Overlapping kernels with hard disk writes - many possibilities...

Hi all. I have an MPI+CUDA multi-GPU code that I’m developing. Its essentially one big time loop containing some kernels. After a given number of timesteps, I copy some data from device to host, and then I write that data from host to hard disk. I want to overlap the writing of the data with subsequent kernel executions. I can think of three ways of doing this, and I’d like some comments as to which way is best, which way(s) are impossible, and of course any methods I haven’t thought of. Here are my ways:

  1. Double the number of MPI threads; for N cards do if( mpi_tidx < N) {kernels, memcpys} else{write}. Of course, this will contain the appropriate MPI blocking and CUDA synchronization calls where necessary.
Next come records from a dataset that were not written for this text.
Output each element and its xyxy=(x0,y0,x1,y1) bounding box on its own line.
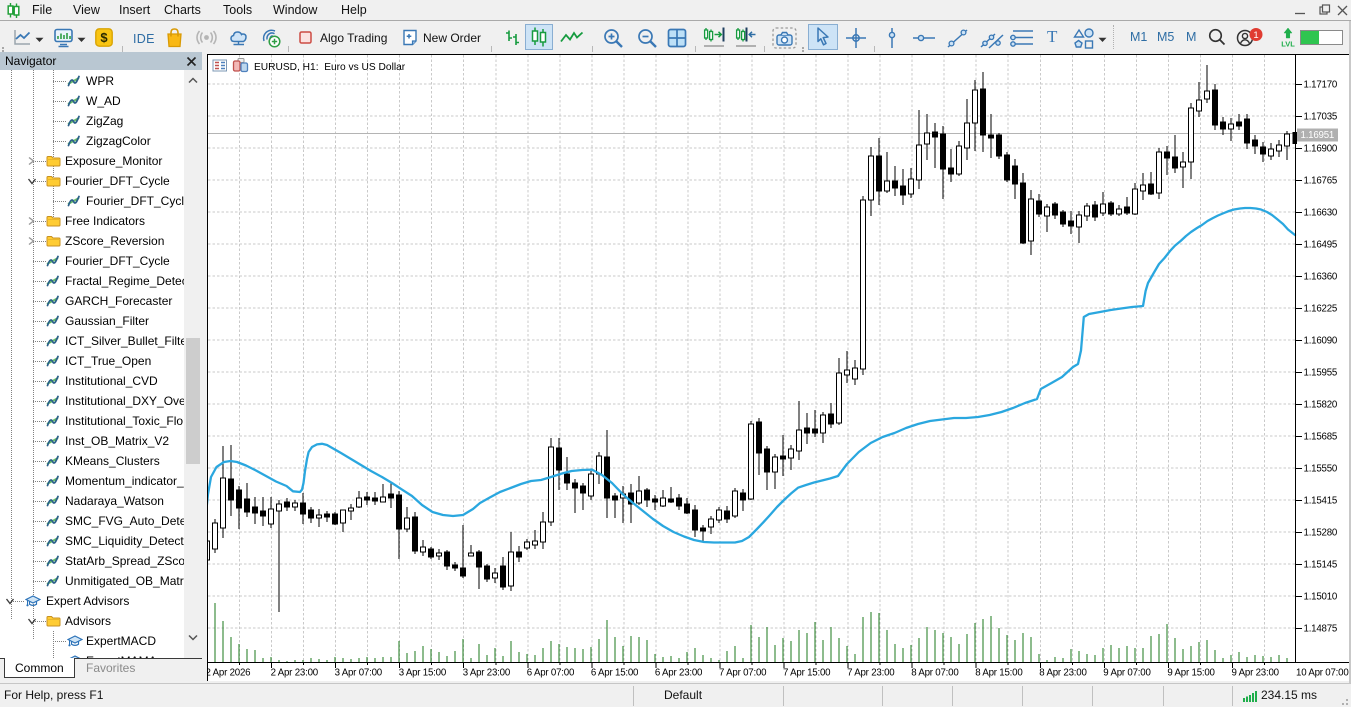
svg-text:1.15010: 1.15010 xyxy=(1304,592,1338,603)
svg-text:8 Apr 15:00: 8 Apr 15:00 xyxy=(975,668,1023,679)
svg-text:9 Apr 23:00: 9 Apr 23:00 xyxy=(1232,668,1280,679)
svg-text:LVL: LVL xyxy=(1281,40,1295,49)
svg-text:1.16360: 1.16360 xyxy=(1304,272,1338,283)
svg-text:1.17035: 1.17035 xyxy=(1304,112,1338,123)
svg-text:6 Apr 23:00: 6 Apr 23:00 xyxy=(655,668,703,679)
svg-text:10 Apr 07:00: 10 Apr 07:00 xyxy=(1296,668,1349,679)
svg-text:2 Apr 23:00: 2 Apr 23:00 xyxy=(271,668,319,679)
svg-text:1: 1 xyxy=(1253,30,1258,41)
svg-text:1.15145: 1.15145 xyxy=(1304,560,1338,571)
svg-text:6 Apr 15:00: 6 Apr 15:00 xyxy=(591,668,639,679)
svg-text:1.16225: 1.16225 xyxy=(1304,304,1338,315)
svg-text:9 Apr 07:00: 9 Apr 07:00 xyxy=(1103,668,1151,679)
svg-text:1.15550: 1.15550 xyxy=(1304,464,1338,475)
svg-text:1.15280: 1.15280 xyxy=(1304,528,1338,539)
svg-text:7 Apr 15:00: 7 Apr 15:00 xyxy=(783,668,831,679)
svg-text:8 Apr 07:00: 8 Apr 07:00 xyxy=(911,668,959,679)
svg-text:1.15820: 1.15820 xyxy=(1304,400,1338,411)
svg-text:1.17170: 1.17170 xyxy=(1304,80,1338,91)
svg-text:1.16951: 1.16951 xyxy=(1301,130,1335,141)
svg-text:9 Apr 15:00: 9 Apr 15:00 xyxy=(1167,668,1215,679)
svg-text:3 Apr 23:00: 3 Apr 23:00 xyxy=(463,668,511,679)
svg-text:$: $ xyxy=(100,30,108,45)
svg-text:1.15685: 1.15685 xyxy=(1304,432,1338,443)
svg-text:1.16090: 1.16090 xyxy=(1304,336,1338,347)
svg-text:1.16630: 1.16630 xyxy=(1304,208,1338,219)
svg-text:1.15955: 1.15955 xyxy=(1304,368,1338,379)
svg-text:3 Apr 15:00: 3 Apr 15:00 xyxy=(399,668,447,679)
svg-text:1.16900: 1.16900 xyxy=(1304,144,1338,155)
svg-text:1.15415: 1.15415 xyxy=(1304,496,1338,507)
svg-text:EURUSD, H1: Euro vs US Dollar: EURUSD, H1: Euro vs US Dollar xyxy=(254,62,406,73)
svg-text:1.16495: 1.16495 xyxy=(1304,240,1338,251)
svg-text:1.16765: 1.16765 xyxy=(1304,176,1338,187)
svg-text:3 Apr 07:00: 3 Apr 07:00 xyxy=(335,668,383,679)
svg-text:8 Apr 23:00: 8 Apr 23:00 xyxy=(1039,668,1087,679)
svg-text:7 Apr 23:00: 7 Apr 23:00 xyxy=(847,668,895,679)
svg-text:7 Apr 07:00: 7 Apr 07:00 xyxy=(719,668,767,679)
svg-text:2 Apr 2026: 2 Apr 2026 xyxy=(207,668,250,679)
svg-text:1.14875: 1.14875 xyxy=(1304,624,1338,635)
svg-text:6 Apr 07:00: 6 Apr 07:00 xyxy=(527,668,575,679)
In this case, one thing I would really like is for the end user to only worry about the number of cores they want for computation – is it possible to take, say, -np 8 and generate 16 threads?

  2. Use streams. I don’t know much about streams. Can they even be used on the host like this?

  3. Use pthreads. Is it possible to have a combined MPI-CUDA-POSIX code?

Clearly, my first idea is the best developed. If 2 or 3 were possible, would there be any advantages?

Thanks.

Another possibility is to use OpenMP

I tried my OpenMP idea, and it didn’t work, but that may be my poor OpenMP programming skills. Here’s what I did:

omp_set_num_threads(2);

#omp parallel private( time)

{

  if( omp_get_thread_num() == 0)

  {

    for( time=0; time < final; time++)

    {

      kernel <<<>>>();

if (!(time%N))

      {

        #omp barrier

cudaMemcpy(array_h, array_d, size, cudaMemcpyDeviceToHost);

#omp barrier

      }

    }

  }

  else

  {

    for( frame = 0; frame < N; frame++)

    {

      #omp barrier

      #omp barrier

      write_to_file( array_h)

    }

  }

}

I get the compile warning “warning: barrier region may not be closely nested inside of work-sharing, critical, ordered, master or explicit task region”. I ignored it and the code ran, but took 50% longer and didn’t produce all of the frames.